DNA copy number, including telomeres and mitochondria, assayed using next-generation sequencing

John C Castle12*, Matthew Biery13, Heather Bouzek14, Tao Xie15, Ronghua Chen16, Kira Misura17, Stuart Jackson16, Christopher D Armour13, Jason M Johnson16, Carol A Rohl16 and Christopher K Raymond13*

Author Affiliations

1 Rosetta Inpharmatics LLC, a wholly owned subsidiary of Merck & Co., Inc., Seattle, Washington 98109, USA

2 Institute for Translational Oncology and Immunology (TrOn), Mainz, Germany

3 NuGEN Technologies, Inc., Seattle, Washington, USA

4 University of Washington, Seattle, Washington, USA

5 Pfizer, Inc., San Diego, California, USA

6 Merck Research Laboratories, Boston, Massachusetts, USA

7 Amgen, Inc., Seattle, Washington, USA

For all author emails, please log on.

BMC Genomics 2010, 11:244  doi:10.1186/1471-2164-11-244

Published: 16 April 2010

Abstract

Background

DNA copy number variations occur within populations and aberrations can cause disease. We sought to develop an improved lab-automatable, cost-efficient, accurate platform to profile DNA copy number.

Results

We developed a sequencing-based assay of nuclear, mitochondrial, and telomeric DNA copy number that draws on the unbiased nature of next-generation sequencing and incorporates techniques developed for RNA expression profiling.
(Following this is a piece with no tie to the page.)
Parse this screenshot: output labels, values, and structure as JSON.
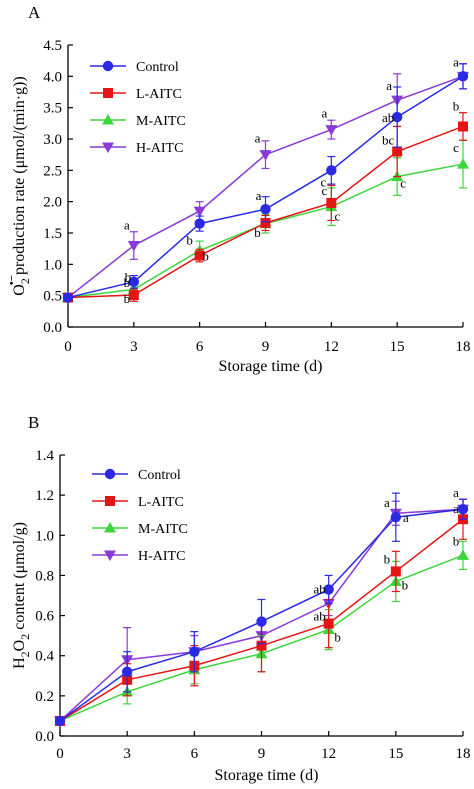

To demonstrate this platform, we assayed UMC-11 cells using 5 million 33 nt reads and found tremendous copy number variation, including regions of single and homogeneous deletions and amplifications to 29 copies; 5 times more mitochondria and 4 times less telomeric sequence than a pool of non-diseased, blood-derived DNA; and that UMC-11 was derived from a male individual.

Conclusion

The described assay outputs absolute copy number, outputs an error estimate (p-value), and is more accurate than array-based platforms at high copy number. The platform enables profiling of mitochondrial levels and telomeric length. The assay is lab-automatable and has a genomic resolution and cost that are tunable based on the number of sequence reads.